Māori Christianity, another scholar suggests, absorbed the Io tradition in such a way that it now ‘identifies the Hebrew Jehovah with Io, allowing the genealogies of both traditions to be aligned and providing Māoris with both traditional and Christian identity.’⁵⁰  

Regardless of whether the Io myth is a Māori tradition that existed before Europeans came to New Zealand or was invented later, it is a fascinating example of religious syncretism.

Elsdon Best seems to have wanted to use the Io myth to establish that Māori were capable of higher order thinking. At the time, Western scholars and Christian missionaries associated the concept of a supreme god with a high culture. Best believed that, if it had not

been for the Io cult, Māori religion would be no more than shamanism.⁵¹

But for modern Māori, the question is moot. Many Māori tribes now accept Io as part of their traditional pantheon.

There is a lesson in all this for anthropology.
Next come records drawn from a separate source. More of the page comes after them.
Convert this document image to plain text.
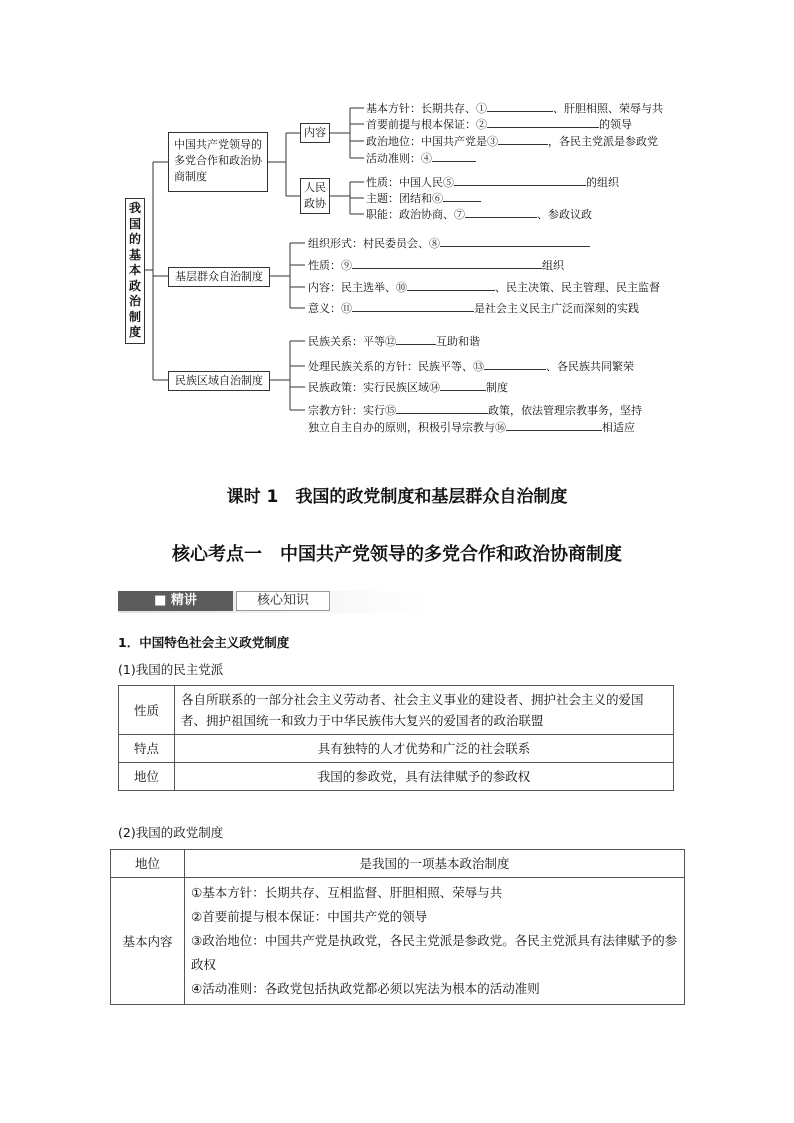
我国的基本政治制度
中国共产党领导的多党合作和政治协商制度
内容
人民政协
基本方针：长期共存、①	、肝胆相照、荣辱与共
首要前提与根本保证：②	的领导
政治地位：中国共产党是③	，各民主党派是参政党
活动准则：④
性质：中国人民⑤	的组织
主题：团结和⑥
职能：政治协商、⑦	、参政议政
基层群众自治制度
组织形式：村民委员会、⑧
性质：⑨	组织
内容：民主选举、⑩	、民主决策、民主管理、民主监督
意义：⑪	是社会主义民主广泛而深刻的实践
民族区域自治制度
民族关系：平等⑫	互助和谐
处理民族关系的方针：民族平等、⑬	、各民族共同繁荣
民族政策：实行民族区域⑭	制度
宗教方针：实行⑮	政策，依法管理宗教事务，坚持
独立自主自办的原则，积极引导宗教与⑯	相适应
课时 1　我国的政党制度和基层群众自治制度
核心考点一　中国共产党领导的多党合作和政治协商制度
■ 精讲	核心知识
1．中国特色社会主义政党制度
(1)我国的民主党派
性质	各自所联系的一部分社会主义劳动者、社会主义事业的建设者、拥护社会主义的爱国者、拥护祖国统一和致力于中华民族伟大复兴的爱国者的政治联盟
特点	具有独特的人才优势和广泛的社会联系
地位	我国的参政党，具有法律赋予的参政权
(2)我国的政党制度
地位	是我国的一项基本政治制度
基本内容	①基本方针：长期共存、互相监督、肝胆相照、荣辱与共
②首要前提与根本保证：中国共产党的领导
③政治地位：中国共产党是执政党，各民主党派是参政党。各民主党派具有法律赋予的参政权
④活动准则：各政党包括执政党都必须以宪法为根本的活动准则
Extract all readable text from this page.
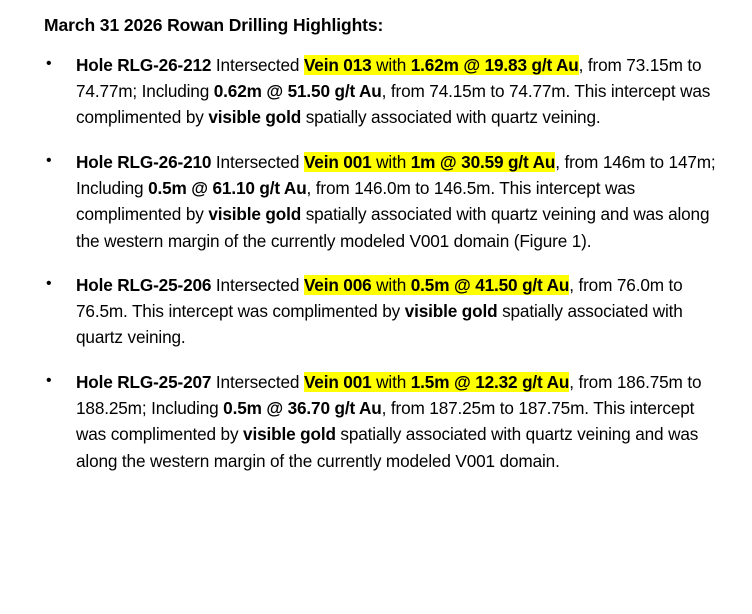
March 31 2026 Rowan Drilling Highlights:
• Hole RLG-26-212 Intersected Vein 013 with 1.62m @ 19.83 g/t Au, from 73.15m to 74.77m; Including 0.62m @ 51.50 g/t Au, from 74.15m to 74.77m. This intercept was complimented by visible gold spatially associated with quartz veining.
• Hole RLG-26-210 Intersected Vein 001 with 1m @ 30.59 g/t Au, from 146m to 147m; Including 0.5m @ 61.10 g/t Au, from 146.0m to 146.5m. This intercept was complimented by visible gold spatially associated with quartz veining and was along the western margin of the currently modeled V001 domain (Figure 1).
• Hole RLG-25-206 Intersected Vein 006 with 0.5m @ 41.50 g/t Au, from 76.0m to 76.5m. This intercept was complimented by visible gold spatially associated with quartz veining.
• Hole RLG-25-207 Intersected Vein 001 with 1.5m @ 12.32 g/t Au, from 186.75m to 188.25m; Including 0.5m @ 36.70 g/t Au, from 187.25m to 187.75m. This intercept was complimented by visible gold spatially associated with quartz veining and was along the western margin of the currently modeled V001 domain.
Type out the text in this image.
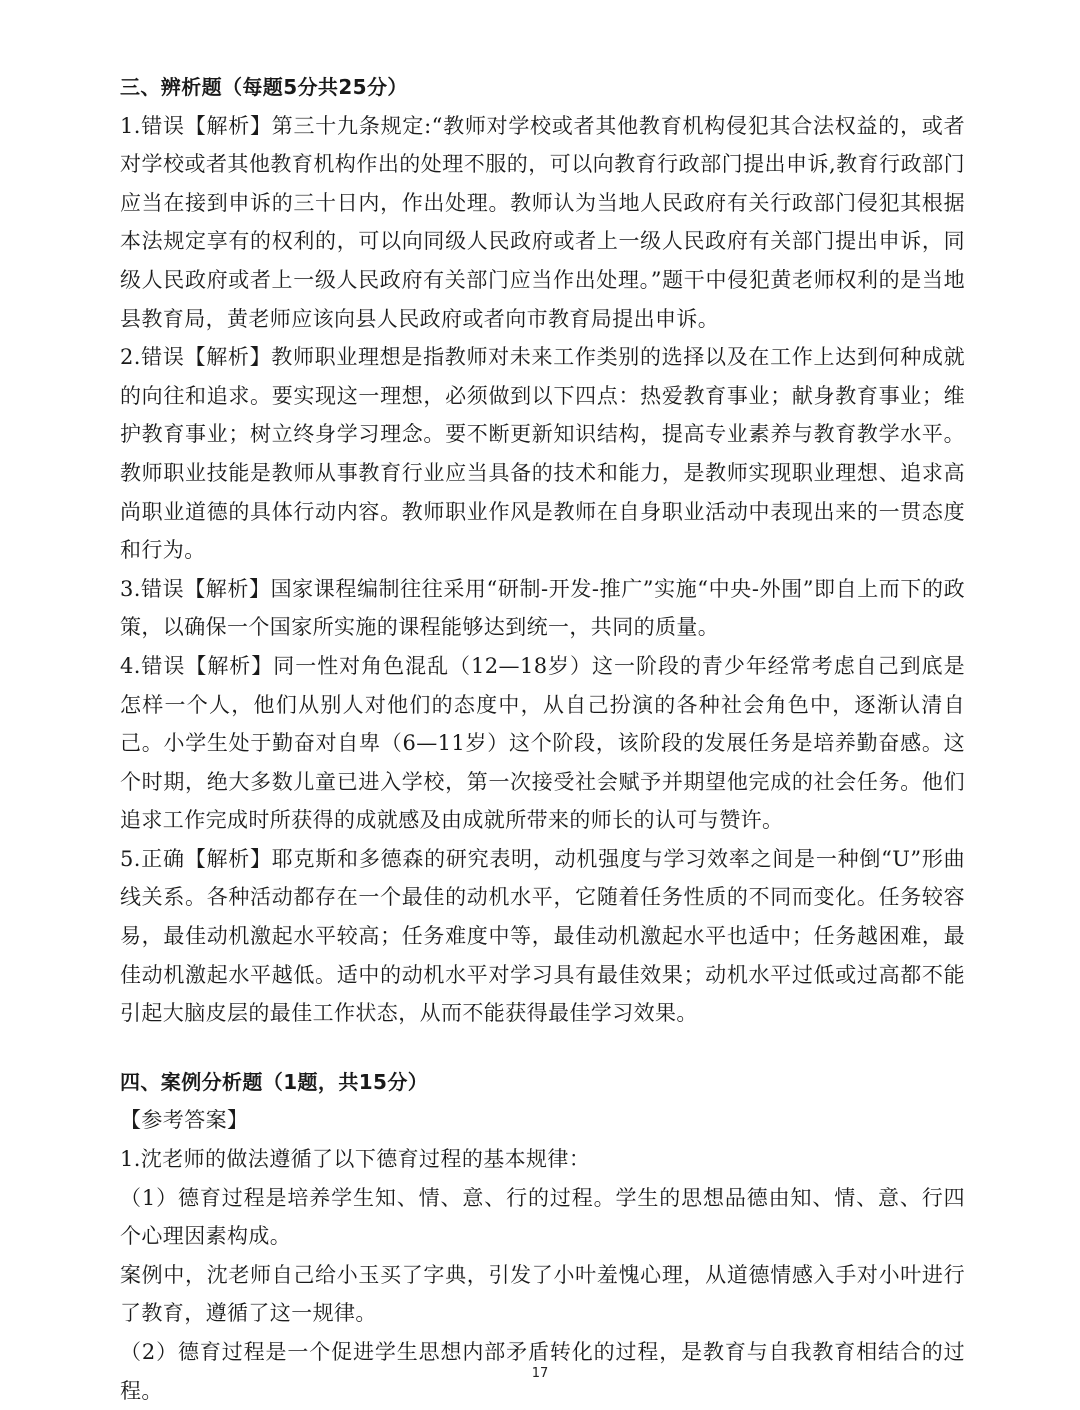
三、辨析题（每题5分共25分）

1.错误【解析】第三十九条规定:“教师对学校或者其他教育机构侵犯其合法权益的，或者对学校或者其他教育机构作出的处理不服的，可以向教育行政部门提出申诉,教育行政部门应当在接到申诉的三十日内，作出处理。教师认为当地人民政府有关行政部门侵犯其根据本法规定享有的权利的，可以向同级人民政府或者上一级人民政府有关部门提出申诉，同级人民政府或者上一级人民政府有关部门应当作出处理。”题干中侵犯黄老师权利的是当地县教育局，黄老师应该向县人民政府或者向市教育局提出申诉。

2.错误【解析】教师职业理想是指教师对未来工作类别的选择以及在工作上达到何种成就的向往和追求。要实现这一理想，必须做到以下四点：热爱教育事业；献身教育事业；维护教育事业；树立终身学习理念。要不断更新知识结构，提高专业素养与教育教学水平。教师职业技能是教师从事教育行业应当具备的技术和能力，是教师实现职业理想、追求高尚职业道德的具体行动内容。教师职业作风是教师在自身职业活动中表现出来的一贯态度和行为。

3.错误【解析】国家课程编制往往采用“研制-开发-推广”实施“中央-外围”即自上而下的政策，以确保一个国家所实施的课程能够达到统一，共同的质量。

4.错误【解析】同一性对角色混乱（12—18岁）这一阶段的青少年经常考虑自己到底是怎样一个人，他们从别人对他们的态度中，从自己扮演的各种社会角色中，逐渐认清自己。小学生处于勤奋对自卑（6—11岁）这个阶段，该阶段的发展任务是培养勤奋感。这个时期，绝大多数儿童已进入学校，第一次接受社会赋予并期望他完成的社会任务。他们追求工作完成时所获得的成就感及由成就所带来的师长的认可与赞许。

5.正确【解析】耶克斯和多德森的研究表明，动机强度与学习效率之间是一种倒“U”形曲线关系。各种活动都存在一个最佳的动机水平，它随着任务性质的不同而变化。任务较容易，最佳动机激起水平较高；任务难度中等，最佳动机激起水平也适中；任务越困难，最佳动机激起水平越低。适中的动机水平对学习具有最佳效果；动机水平过低或过高都不能引起大脑皮层的最佳工作状态，从而不能获得最佳学习效果。

四、案例分析题（1题，共15分）

【参考答案】

1.沈老师的做法遵循了以下德育过程的基本规律：

（1）德育过程是培养学生知、情、意、行的过程。学生的思想品德由知、情、意、行四个心理因素构成。

案例中，沈老师自己给小玉买了字典，引发了小叶羞愧心理，从道德情感入手对小叶进行了教育，遵循了这一规律。

（2）德育过程是一个促进学生思想内部矛盾转化的过程，是教育与自我教育相结合的过程。

17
As Allen Hanson writes, ‘anthropologists too are inventors of culture’ because ‘ethnographic research and writing inevitably produce cultural inventions’.⁵² Elsdon Best, in this case, seems to have been consciously trying to elevate Māori culture in the eyes of European colonisers.⁵³

What he may not have foreseen, however, was that his work would catapult the idea of a supreme god into wider Māori culture. Nor could he have predicted that Io would become an umbilical cord connecting the old Māori gods to their adopted Christianity.